Rep. Capuano (D-MA) explains his view of proposed tax reform:
Reforming the Tax Code – in One Page
On Wednesday we got a peek at what the Trump Administration’s so-called tax reform plan looks like. I’d like to be clear that I am certainly open to legitimate, thoughtful tax reform. As a former tax attorney, I understand fully there are many aspects of the tax code that can and should be modernized. What we saw this week shouldn’t even be called a tax reform plan because it was a one page outline with virtually no details. In fact, officials could not even answer the basic question of what this “plan” would mean for the bottom line of a family of 4 making $60,000 a year.
The Trump tax outline would reduce income tax brackets from 7 to 3: 10%, 25% and 35%. The corporate tax rate would go from 35% to 15%. The estate tax and the alternative minimum tax would both be eliminated. The proposal doubles the standard deduction for individuals (currently $6,350) and married couples (currently $12,700). It eliminates a number of personal deductions, including the one for state and local taxes.
The bipartisan, highly respected Committee for a Responsible Federal Budget estimates that Trump’s tax “reform” outline would cut taxes by $5.5 TRILLION dollars over the next 10 years.
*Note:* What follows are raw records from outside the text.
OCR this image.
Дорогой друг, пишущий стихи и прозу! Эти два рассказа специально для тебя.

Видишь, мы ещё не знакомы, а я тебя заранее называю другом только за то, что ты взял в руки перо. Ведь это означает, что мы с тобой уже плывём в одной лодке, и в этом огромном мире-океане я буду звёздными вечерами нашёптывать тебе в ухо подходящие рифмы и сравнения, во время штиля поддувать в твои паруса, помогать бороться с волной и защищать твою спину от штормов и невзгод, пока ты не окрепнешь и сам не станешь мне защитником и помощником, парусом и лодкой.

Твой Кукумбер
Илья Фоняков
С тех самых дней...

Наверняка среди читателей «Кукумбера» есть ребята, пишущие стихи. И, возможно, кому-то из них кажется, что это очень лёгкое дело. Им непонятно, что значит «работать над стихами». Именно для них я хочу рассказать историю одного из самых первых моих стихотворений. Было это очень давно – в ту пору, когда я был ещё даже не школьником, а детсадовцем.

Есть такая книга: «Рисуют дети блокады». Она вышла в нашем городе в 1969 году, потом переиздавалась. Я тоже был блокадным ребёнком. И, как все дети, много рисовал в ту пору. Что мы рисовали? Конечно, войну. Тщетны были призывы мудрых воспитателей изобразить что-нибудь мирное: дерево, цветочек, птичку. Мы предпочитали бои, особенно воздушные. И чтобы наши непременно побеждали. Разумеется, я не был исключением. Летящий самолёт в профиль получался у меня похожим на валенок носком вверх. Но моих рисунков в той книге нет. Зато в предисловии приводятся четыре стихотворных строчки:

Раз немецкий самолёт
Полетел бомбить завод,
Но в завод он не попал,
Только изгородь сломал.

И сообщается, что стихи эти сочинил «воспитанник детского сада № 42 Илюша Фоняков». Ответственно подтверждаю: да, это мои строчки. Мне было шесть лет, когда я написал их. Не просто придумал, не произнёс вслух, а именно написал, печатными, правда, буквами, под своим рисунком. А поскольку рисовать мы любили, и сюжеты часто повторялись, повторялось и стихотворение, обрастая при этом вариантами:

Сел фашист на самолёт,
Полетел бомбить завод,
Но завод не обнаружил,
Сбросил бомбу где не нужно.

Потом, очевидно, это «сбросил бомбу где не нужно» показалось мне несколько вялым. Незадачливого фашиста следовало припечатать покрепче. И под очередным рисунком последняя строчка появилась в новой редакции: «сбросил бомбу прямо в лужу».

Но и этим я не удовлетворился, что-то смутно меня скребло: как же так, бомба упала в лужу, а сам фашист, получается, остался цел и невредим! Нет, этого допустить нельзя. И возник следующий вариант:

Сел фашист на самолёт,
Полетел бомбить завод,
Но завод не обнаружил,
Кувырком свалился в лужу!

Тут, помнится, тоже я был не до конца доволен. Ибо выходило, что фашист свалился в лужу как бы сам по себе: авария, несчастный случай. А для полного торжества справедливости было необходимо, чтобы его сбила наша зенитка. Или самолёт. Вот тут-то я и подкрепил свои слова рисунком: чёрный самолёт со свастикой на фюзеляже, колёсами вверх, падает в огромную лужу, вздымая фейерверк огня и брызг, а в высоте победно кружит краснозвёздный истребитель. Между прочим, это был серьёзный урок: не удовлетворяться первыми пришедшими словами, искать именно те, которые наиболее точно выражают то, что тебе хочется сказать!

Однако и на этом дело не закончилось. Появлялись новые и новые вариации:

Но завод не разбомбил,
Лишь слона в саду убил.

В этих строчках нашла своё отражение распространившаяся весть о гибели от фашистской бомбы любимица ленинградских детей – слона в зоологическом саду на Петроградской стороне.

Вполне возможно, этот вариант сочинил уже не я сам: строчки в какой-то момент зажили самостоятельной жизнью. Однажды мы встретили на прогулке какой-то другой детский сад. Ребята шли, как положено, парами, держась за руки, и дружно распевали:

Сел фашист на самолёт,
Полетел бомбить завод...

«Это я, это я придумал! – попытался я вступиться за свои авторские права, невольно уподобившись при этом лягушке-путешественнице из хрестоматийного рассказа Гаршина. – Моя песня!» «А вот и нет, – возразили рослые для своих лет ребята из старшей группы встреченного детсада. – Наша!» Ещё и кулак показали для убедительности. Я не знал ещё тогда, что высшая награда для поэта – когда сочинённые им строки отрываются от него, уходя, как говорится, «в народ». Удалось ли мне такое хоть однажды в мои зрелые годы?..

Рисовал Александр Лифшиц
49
That’s $550 Billion per year, or about 25% of all the taxes raised currently from the income, corporate and estate tax combined. Here is another way to look at that amount: it equals about 20% of the entire GDP of the USA. The organization goes on to conclude that “America can’t Afford a $5.5 Trillion Tax Cut” … and … “Growth Can’t Pay for this Tax Cut”. Here is their commentary for your review. http://www.crfb.org/blogs/fiscal-factcheck-how-much-will-trumps-tax-plan-cost.
Since there isn’t any actual legislation, just this thin outline, I don’t expect a vote to happen soon. Although with this White House, anything is possible.
I can’t explain why anyone would favor fewer tax brackets; fewer brackets penalize small increases in income which would put one in the next higher bracket. Perhaps fewer brackets presage a move toward some form of “flat tax.”
As Rep. Capuano believes there are many aspects of the tax code that can and should be modernized,” I am disappointed that he didn’t explain what these are. When politicians talk reform, we should ask what they mean by that.